Le libraire doit se moderniser, être présent sur internet, s’organiser en réseau dans le seul but d’offrir à ses clients -et potentiels clients – satisfaction et ainsi pouvoir perdurer.

Les librairies qui répondent à ses critères tiennent très bien le coup, malgré l’essor du livre numérique et la présence d’Amazon. 

 

S’adapter sans renier ce qu’est une librairie. Proposer du jeu éducatif ? Proposer des expos-ventes d’artistes du coin ? Les possibilités sont multiples. Bientôt proposer le livre numérique, probablement, accompagner, conseiller sur ce nouveau type de produit. Être plus présent sur internet, dans les médias ? Il n’est pas encore trop tard pour ça. 

 

Mais il y a des points noirs dans la chaîne du livre que le libraire ne peut souvent que subir.

Pourquoi les délais de livraisons des fournisseurs sont si longs pour un libraire de province ? Mais surtout pourquoi les délais de livraisons sont si disparates pour n’importe quel libraire ? Attendre 2 semaines le carton de X contre 2 jours pour le carton de Y ? Le client se perd, pas étonnant qu’il préfère commander sur Internet, les entrepôts rarement vides ne lui feront pas défaut. 

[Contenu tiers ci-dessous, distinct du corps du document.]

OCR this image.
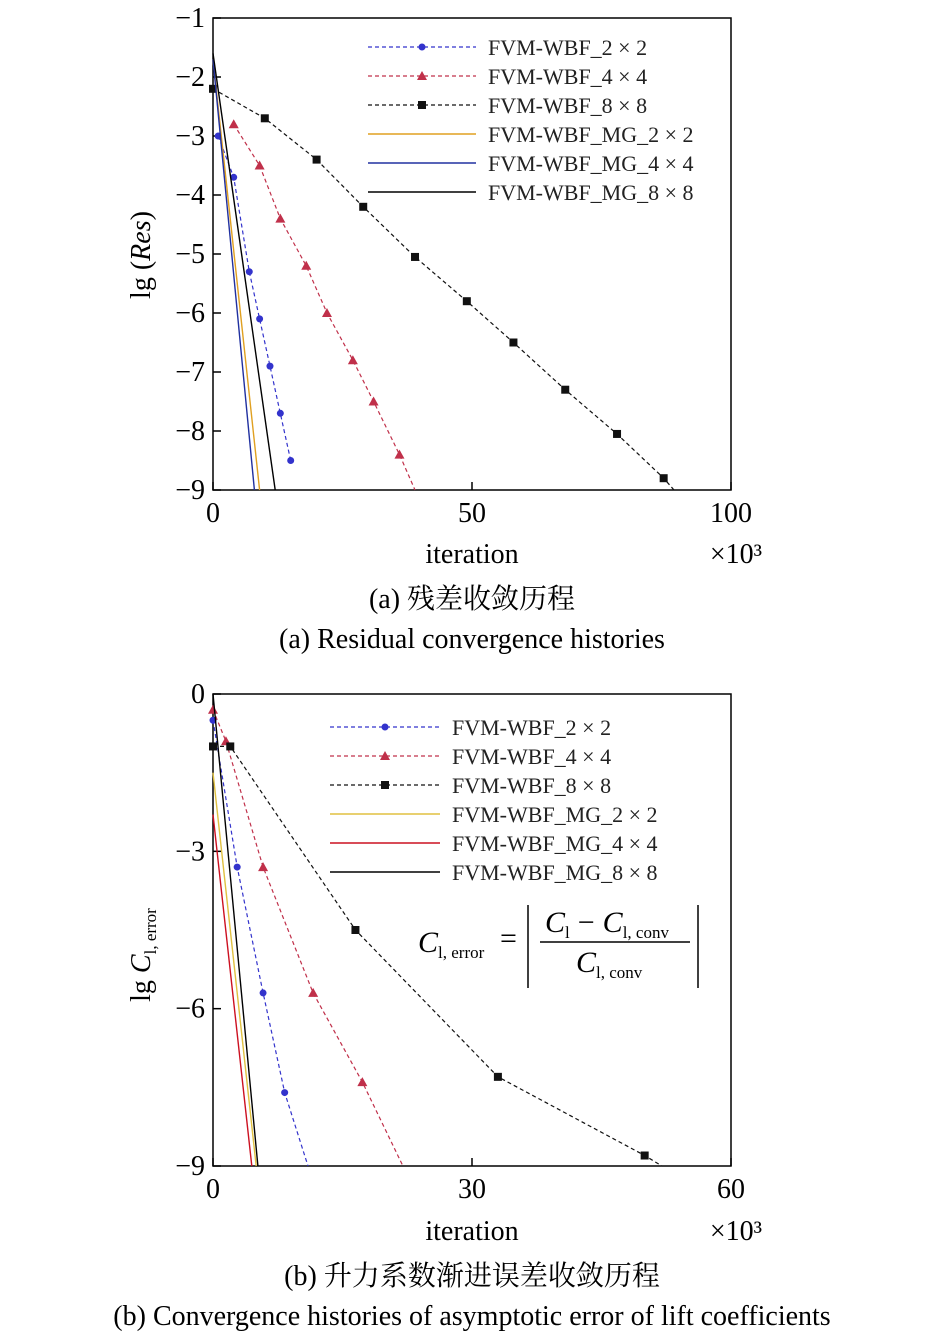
0	50	100
−1
−2
−3
−4
−5
−6
−7
−8
−9
FVM-WBF_2 × 2
FVM-WBF_4 × 4
FVM-WBF_8 × 8
FVM-WBF_MG_2 × 2
FVM-WBF_MG_4 × 4
FVM-WBF_MG_8 × 8
iteration	×10³
lg (Res)
(a) 残差收敛历程
(a) Residual convergence histories
0	30	60
0
−3
−6
−9
FVM-WBF_2 × 2
FVM-WBF_4 × 4
FVM-WBF_8 × 8
FVM-WBF_MG_2 × 2
FVM-WBF_MG_4 × 4
FVM-WBF_MG_8 × 8
$C_{l, error} = C_l - C_{l, conv}$
$C_{l, conv}$
iteration	×10³
$\lg C_{l, error}$
(b) 升力系数渐进误差收敛历程
(b) Convergence histories of asymptotic error of lift coefficients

Malgré le dispositif Prisme, les libraires de provinces ont des coûts élevés, résultant en une faible présence une fois l’Île de France passée. Les distributeurs y ont -peu- d’entrepôts. Les libraires doivent attendre les arrivages de Paris. Pourquoi ? Ne peut-on imaginer la présence d’entrepôts régionaux, d’une décentralisation des stocks afin de dynamiser le réseau de librairies provinciales existantes et en créer des nouvelles ? De nombreuses personnes n’ont pas de librairies à proximité (jusqu’à plus de 100 km) ce qui les décourage

 

C’est au secteur du livre d’apporter des solutions à ses problèmes. La mesure Anti-Amazon a prouvé dès le jour de son application qu’elle était inutile, à part à augmenter le coût de la culture. 

S’ils voulaient aider le livre par la législation, autoriser la vente entre les librairies avec une marge de 10% afin de faire fonctionner les réseaux de libraires aurait été bien plus efficace, sans pénaliser le client. L’état ne s’adapte pas à cette évolution de la librairie que représentent les réseaux de libraires. Pourtant ils sont actifs, pour certains. Que ce soit pour la vente en ligne, que ce soit pour la tenue des librairies des salons du livre.  

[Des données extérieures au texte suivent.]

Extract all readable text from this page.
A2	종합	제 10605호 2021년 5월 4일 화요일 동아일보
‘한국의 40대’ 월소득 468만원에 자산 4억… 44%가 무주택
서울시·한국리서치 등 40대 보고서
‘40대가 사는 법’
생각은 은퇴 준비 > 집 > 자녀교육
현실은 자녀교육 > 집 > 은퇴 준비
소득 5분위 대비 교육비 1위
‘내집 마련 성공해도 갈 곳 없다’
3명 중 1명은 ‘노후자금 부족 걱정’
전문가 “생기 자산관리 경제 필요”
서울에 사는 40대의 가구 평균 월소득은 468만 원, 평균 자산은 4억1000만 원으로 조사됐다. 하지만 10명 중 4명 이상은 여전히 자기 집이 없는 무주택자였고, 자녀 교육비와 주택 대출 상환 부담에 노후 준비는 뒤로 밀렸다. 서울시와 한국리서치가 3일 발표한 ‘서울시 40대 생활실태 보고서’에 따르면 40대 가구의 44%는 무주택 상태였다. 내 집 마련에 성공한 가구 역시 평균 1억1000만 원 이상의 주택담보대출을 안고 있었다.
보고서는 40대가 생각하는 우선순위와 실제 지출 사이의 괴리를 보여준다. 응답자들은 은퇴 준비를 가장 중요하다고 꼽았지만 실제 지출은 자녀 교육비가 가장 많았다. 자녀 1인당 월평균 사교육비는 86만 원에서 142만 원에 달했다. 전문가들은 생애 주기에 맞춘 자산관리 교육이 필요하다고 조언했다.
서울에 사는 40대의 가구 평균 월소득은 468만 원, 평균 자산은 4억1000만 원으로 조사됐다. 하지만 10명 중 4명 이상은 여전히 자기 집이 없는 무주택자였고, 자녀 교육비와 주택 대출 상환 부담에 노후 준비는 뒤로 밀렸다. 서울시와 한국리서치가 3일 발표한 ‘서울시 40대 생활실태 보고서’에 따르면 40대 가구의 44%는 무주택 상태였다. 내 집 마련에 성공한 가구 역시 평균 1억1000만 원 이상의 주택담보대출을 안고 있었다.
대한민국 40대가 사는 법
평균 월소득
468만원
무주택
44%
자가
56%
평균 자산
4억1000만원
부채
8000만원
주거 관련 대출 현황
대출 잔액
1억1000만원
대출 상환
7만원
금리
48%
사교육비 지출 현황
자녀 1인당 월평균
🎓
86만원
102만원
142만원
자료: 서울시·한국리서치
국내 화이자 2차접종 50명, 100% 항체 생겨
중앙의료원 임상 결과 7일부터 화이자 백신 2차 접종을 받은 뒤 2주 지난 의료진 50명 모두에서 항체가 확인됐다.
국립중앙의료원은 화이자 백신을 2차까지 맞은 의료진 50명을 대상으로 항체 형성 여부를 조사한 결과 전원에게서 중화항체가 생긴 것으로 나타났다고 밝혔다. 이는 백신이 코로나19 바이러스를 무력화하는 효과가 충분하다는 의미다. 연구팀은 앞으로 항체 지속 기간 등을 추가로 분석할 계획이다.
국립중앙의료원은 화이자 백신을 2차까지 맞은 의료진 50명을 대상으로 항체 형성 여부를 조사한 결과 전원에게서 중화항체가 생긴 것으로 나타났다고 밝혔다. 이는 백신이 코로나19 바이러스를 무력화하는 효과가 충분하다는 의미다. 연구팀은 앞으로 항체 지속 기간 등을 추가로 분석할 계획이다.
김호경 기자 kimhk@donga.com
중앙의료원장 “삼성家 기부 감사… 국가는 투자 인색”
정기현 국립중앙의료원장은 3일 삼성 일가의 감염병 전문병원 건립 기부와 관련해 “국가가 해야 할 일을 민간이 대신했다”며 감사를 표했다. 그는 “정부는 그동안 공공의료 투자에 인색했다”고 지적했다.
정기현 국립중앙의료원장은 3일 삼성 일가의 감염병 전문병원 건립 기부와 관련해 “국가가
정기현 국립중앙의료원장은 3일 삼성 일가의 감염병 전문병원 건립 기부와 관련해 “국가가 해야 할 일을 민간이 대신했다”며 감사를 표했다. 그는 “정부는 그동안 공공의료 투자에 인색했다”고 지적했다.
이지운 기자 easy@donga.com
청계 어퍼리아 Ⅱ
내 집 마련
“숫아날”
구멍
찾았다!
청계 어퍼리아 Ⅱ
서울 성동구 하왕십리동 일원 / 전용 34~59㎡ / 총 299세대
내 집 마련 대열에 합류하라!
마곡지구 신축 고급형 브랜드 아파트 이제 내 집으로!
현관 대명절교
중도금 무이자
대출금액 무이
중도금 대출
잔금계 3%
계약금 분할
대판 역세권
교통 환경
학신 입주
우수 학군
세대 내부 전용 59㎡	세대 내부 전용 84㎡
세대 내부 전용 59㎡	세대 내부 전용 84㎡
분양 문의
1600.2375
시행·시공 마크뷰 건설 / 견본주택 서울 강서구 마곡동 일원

Si les décideurs ont si peur des pratiques commerciales d’Amazon, pourquoi ne pas les empêcher de faire pression sur les éditeurs pour augmenter leur marge ?

 

Que les partenaires se mettent ensemble, qu’ils soient libraires, éditeurs, distributeurs, diffuseurs, imprimeurs. Trouver des accords et les mettre en place. 

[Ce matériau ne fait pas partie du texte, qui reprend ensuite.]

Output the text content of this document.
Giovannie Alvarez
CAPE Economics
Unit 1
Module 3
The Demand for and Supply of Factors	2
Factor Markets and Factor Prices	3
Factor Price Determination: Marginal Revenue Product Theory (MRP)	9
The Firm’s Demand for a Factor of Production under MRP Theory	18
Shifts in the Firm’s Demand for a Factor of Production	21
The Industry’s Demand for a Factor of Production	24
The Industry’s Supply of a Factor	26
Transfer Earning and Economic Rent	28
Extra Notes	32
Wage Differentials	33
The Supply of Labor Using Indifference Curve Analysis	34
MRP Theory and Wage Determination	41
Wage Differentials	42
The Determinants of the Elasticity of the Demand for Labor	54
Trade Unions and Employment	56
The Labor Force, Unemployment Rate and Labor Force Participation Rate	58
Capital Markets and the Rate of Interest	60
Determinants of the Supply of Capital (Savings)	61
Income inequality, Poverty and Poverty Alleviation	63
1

Des entrepôts dans les provinces contenant tous les stocks de manière à ce que n’importe quel livre soit accessible en 24h ?

Que tous les distributeurs s’engagent sur un délai de livraison commun ? (grands distributeur comme éditeurs). 

Une base de donnée publique accessible à tous en magasin pour présenter en détail les catalogues de tous les éditeurs ?

Tout ça à la fois ?

 

   Le gouvernement devrait s’attaquer, avec ou sans l’Europe, à l’exil fiscal, pour récupérer tout ce bel argent qui part au Luxembourg sans passer par la case état français. 


Ceci n’est pas une attaque contre Amazon, bien qu’on puisse le prendre en ce sens. L’Américain est probablement nécessaire et complémentaire des librairies traditionnelles, ne serait-ce que sur la possibilité d’avoir des livres qui ne sont plus édités ou l’achat d’urgence d’ouvrages rares (pour rester dans le domaine du livre), ses innovations. Les deux entités peuvent exister. Amazon propose l’achat et le "conseil" simple  tandis que les librairies proposent l’animation, les dédicaces, les rencontres et découvertes parfois insolites.

On peut évidemment argumenter qu’Amazon est vivement critiqué pour ses méthodes de travail peu morales et humaines (France, Allemagne, USA, notamment), ses pressions sur les éditeurs (conflit actuel avec Hachette USA où Amazon est critiqué par les auteurs alors qu’il dit vouloir défendre leurs intérêts) et surtout pour son contournement des lois fiscales de différents pays (le jeu d’Amazon les amène à toucher plus d’aides du gouvernement britannique que ce qu’elle ne paye d’impôts.). Mais au final, Amazon a des clients, tout comme les librairies. Il a des fidèles qui ne s’arrêteront pas à cette mesurette et continueront à aller commander en ligne.